Modern Worklife – Selling a Marathon, but expecting a Sprinter
During his time across financial services, he saw more of a behaviour that needed addressing:
‘Organisations tend to say they have a long term view. They sell that as their vision, and yet expect people to perform for the short term.’
It was that insight that guided Rob through a coaching career where he’s coached hundreds of mums and dads going through various worklife areas.
When Rob joined Talking Talent to look at the Wellbeing agenda he said something was emerging – ‘we were finding more and more themes that there were pointing to real issues of balance and wellbeing. There was a gut instinct that many people were approaching burnout, and we wanted to really test that assumption.’
He wanted to look particularly at how burnout was affecting different groups of people, using the knowledge around the Maslach Burnout inventory that states Emotional Exhaustion, Depersonalisation, and Reduced Personal Accomplishment as the signs of real burnout.
Amongst the eye opening results were that:
- More than half (57%) of all professionals feel worn out by work;
- This number rises to over two-thirds (67%) for working parents; and 72% of working dads;
- And rises further to 70% of senior managers who feel the same way;
- 58% of senior managers report that they often lose focus at work;
- More than half (57%) of graduates feel worn out by work;
- Two-thirds of graduates (66%) feel they give a lot but get little in return;
- And three-quarters (75%) of professionals aged 25-34 already feel worn out by work.
Time to give dad’s a genuine voice
While the extent of the results even surprised Rob, he told us that this needs to be the very start of the conversation, not just a shock statistic.
“Many dads have never given themselves permission to think about how they’re going to be as a dad”
It’s that insight that, he says, is creating ever more pressure in the workplace for dads.

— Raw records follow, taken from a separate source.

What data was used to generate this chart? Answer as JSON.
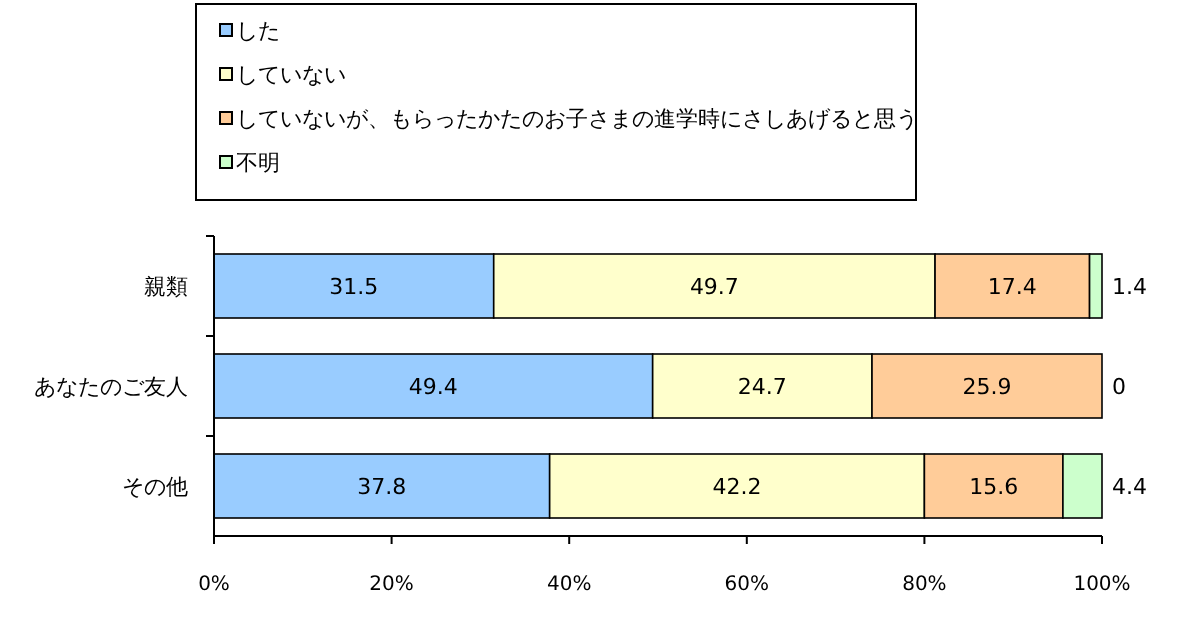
{
  "chart_data": {
    "type": "bar",
    "orientation": "horizontal",
    "stacked": true,
    "categories": [
      "親類",
      "あなたのご友人",
      "その他"
    ],
    "series": [
      {
        "name": "した",
        "color": "#99ccff",
        "values": [
          31.5,
          49.4,
          37.8
        ]
      },
      {
        "name": "していない",
        "color": "#ffffcc",
        "values": [
          49.7,
          24.7,
          42.2
        ]
      },
      {
        "name": "していないが、もらったかたのお子さまの進学時にさしあげると思う",
        "color": "#ffcc99",
        "values": [
          17.4,
          25.9,
          15.6
        ]
      },
      {
        "name": "不明",
        "color": "#ccffcc",
        "values": [
          1.4,
          0,
          4.4
        ]
      }
    ],
    "xlim": [
      0,
      100
    ],
    "xticks": [
      {
        "value": 0,
        "label": "0%"
      },
      {
        "value": 20,
        "label": "20%"
      },
      {
        "value": 40,
        "label": "40%"
      },
      {
        "value": 60,
        "label": "60%"
      },
      {
        "value": 80,
        "label": "80%"
      },
      {
        "value": 100,
        "label": "100%"
      }
    ],
    "data_labels": true,
    "legend": "top",
    "grid": false
  }
}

He told us of how some dads even invented fictional meetings at 17:00 just so they could leave ‘on time – without fear of being judged. Isn’t it time to have a serious conversation at work?
But who owns it?
The area of burnout in our worklife is a tricky one to assign to any one particular group at a company. ‘It isn’t just ‘HR’s responsibility,’ it needs to be a larger part of ‘leadership’s responsibility’ to put mental health awareness on the agenda throughout the organization.
And what about those dads going through worklife wellbeing problems right now? Well, here’s what Rob suggests:
- It’s time to be more courageous amongst dads – we need to have the slightly more difficult conversations with our line managers.
- Dad’s need to go into those conversations saying – ‘It’s important for me to be that part of myself. And this is what I need from you. It might just be I need you to know it. Or more flexibility, without fear that my performance won’t be judged.’
- Equally for any line managers – they need to recognize that they need to give the same level of support to new fathers, as they would do with new mothers.
- It’s all about being aligned to what’s important to them as people.
Isn’t it about time we get the know the human being, not the human-doing?